Week: 7/27
Overview of Things Learned:
-
Technical Area: Web Scraping, Data Cleaning
-
Tools: Scrapy, Requests, Pandas, Beautiful Soup
-
Soft Skills: #communication #teamwork
#internationalcollaboration
Achievement Highlights -
Used Beautiful Soup and then Scrapy to scrape data from Community CarTalk forum from over 13,000 posts.
-
Familiarised myself with Collaboration tools such as Jupyter and Google Collab
-
Pre-processed my scraped data to clean it for applying further machine learning algorithms
-
Debugged for hours on end by checking out tens of sources for the errors of my code.
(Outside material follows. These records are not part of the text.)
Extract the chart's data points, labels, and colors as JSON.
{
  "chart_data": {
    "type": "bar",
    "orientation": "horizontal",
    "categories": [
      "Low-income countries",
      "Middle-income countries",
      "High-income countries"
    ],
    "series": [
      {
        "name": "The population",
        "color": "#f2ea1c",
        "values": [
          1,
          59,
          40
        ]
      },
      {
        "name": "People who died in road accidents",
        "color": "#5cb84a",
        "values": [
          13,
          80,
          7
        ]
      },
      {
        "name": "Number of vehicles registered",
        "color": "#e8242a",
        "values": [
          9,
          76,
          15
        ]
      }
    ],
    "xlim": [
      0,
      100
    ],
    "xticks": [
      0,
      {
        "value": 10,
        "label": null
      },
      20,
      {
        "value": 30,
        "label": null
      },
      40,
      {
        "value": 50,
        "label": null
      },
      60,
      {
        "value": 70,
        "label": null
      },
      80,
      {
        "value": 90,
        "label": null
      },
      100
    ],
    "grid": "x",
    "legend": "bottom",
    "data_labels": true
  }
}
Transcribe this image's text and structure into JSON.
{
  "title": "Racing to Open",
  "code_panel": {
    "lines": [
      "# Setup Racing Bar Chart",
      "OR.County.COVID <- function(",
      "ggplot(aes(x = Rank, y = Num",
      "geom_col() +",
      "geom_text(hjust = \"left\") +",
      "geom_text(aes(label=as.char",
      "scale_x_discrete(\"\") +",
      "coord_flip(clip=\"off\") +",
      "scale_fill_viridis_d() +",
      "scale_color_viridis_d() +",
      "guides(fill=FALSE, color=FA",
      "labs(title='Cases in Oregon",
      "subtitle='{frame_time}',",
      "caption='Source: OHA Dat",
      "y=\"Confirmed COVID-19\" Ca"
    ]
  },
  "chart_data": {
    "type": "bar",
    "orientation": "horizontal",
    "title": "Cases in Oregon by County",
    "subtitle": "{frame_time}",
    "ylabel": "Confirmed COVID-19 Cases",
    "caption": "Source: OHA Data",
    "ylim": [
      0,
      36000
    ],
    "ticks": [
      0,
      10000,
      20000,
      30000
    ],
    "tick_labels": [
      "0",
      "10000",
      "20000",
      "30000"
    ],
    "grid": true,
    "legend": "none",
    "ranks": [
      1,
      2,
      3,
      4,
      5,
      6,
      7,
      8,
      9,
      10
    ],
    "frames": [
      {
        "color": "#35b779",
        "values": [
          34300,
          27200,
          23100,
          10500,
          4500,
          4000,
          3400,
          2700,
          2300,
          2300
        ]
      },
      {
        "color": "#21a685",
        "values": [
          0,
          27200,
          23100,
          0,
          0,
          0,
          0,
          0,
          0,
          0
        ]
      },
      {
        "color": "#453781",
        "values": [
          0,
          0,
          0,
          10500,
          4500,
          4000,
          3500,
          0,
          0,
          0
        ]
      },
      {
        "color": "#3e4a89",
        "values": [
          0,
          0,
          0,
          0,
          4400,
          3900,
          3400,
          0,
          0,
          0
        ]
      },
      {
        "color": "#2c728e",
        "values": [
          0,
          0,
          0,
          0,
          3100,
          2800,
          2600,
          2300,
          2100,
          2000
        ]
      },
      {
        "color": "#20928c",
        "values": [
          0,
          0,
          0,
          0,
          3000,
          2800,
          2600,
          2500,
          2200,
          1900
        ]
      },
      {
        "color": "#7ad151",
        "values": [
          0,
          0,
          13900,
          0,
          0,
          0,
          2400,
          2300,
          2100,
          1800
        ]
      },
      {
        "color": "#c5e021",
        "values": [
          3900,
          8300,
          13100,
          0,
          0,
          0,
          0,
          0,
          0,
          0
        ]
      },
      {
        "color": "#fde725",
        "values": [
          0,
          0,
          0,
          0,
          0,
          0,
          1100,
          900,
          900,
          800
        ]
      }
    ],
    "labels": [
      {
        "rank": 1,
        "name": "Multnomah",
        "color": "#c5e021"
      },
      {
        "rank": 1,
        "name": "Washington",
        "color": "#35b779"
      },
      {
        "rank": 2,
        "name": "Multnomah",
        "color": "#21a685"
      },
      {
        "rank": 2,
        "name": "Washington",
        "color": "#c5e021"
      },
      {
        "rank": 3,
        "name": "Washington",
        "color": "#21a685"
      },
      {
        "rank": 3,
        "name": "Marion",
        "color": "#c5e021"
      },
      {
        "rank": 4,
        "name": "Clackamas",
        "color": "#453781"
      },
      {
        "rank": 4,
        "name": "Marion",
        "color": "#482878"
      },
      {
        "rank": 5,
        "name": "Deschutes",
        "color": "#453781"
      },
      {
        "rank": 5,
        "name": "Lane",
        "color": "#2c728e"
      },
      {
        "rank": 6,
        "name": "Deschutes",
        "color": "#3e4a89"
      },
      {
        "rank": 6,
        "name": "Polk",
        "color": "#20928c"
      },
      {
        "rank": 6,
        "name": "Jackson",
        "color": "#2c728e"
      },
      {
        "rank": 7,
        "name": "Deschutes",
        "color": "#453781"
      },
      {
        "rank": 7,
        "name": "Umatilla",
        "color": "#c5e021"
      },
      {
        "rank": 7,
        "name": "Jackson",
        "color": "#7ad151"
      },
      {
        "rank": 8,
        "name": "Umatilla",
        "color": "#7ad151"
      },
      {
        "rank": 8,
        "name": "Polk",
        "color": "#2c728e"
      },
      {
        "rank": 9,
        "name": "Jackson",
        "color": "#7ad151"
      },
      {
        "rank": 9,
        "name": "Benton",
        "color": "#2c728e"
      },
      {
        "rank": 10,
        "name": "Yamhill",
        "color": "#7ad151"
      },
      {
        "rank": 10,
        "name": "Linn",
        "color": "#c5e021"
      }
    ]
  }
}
Finally comfortable with Data scraping.
Meetings attended
- Introduction to Web Scraping
- Web Scraping Check-in
- Web Scraping and Preprocessing presentations
Goals for the Upcoming Week
- Refine my processed data
- Learn about TF-IDF and BERT
- Collaborate on ideas and techniques with fellow team members
Tasks Done
- Web Scraping: Scraped data from Community CarTalk forum. Had some issues with using XPath expressions, but I resolved it later by using the JSON module which made the tag-fetching much easier and convenient. Pushed these CSV files to the team repository on Github.
- Pre-processing: Cleaning my scraped data using pandas and other libraries like re. Still refining my data.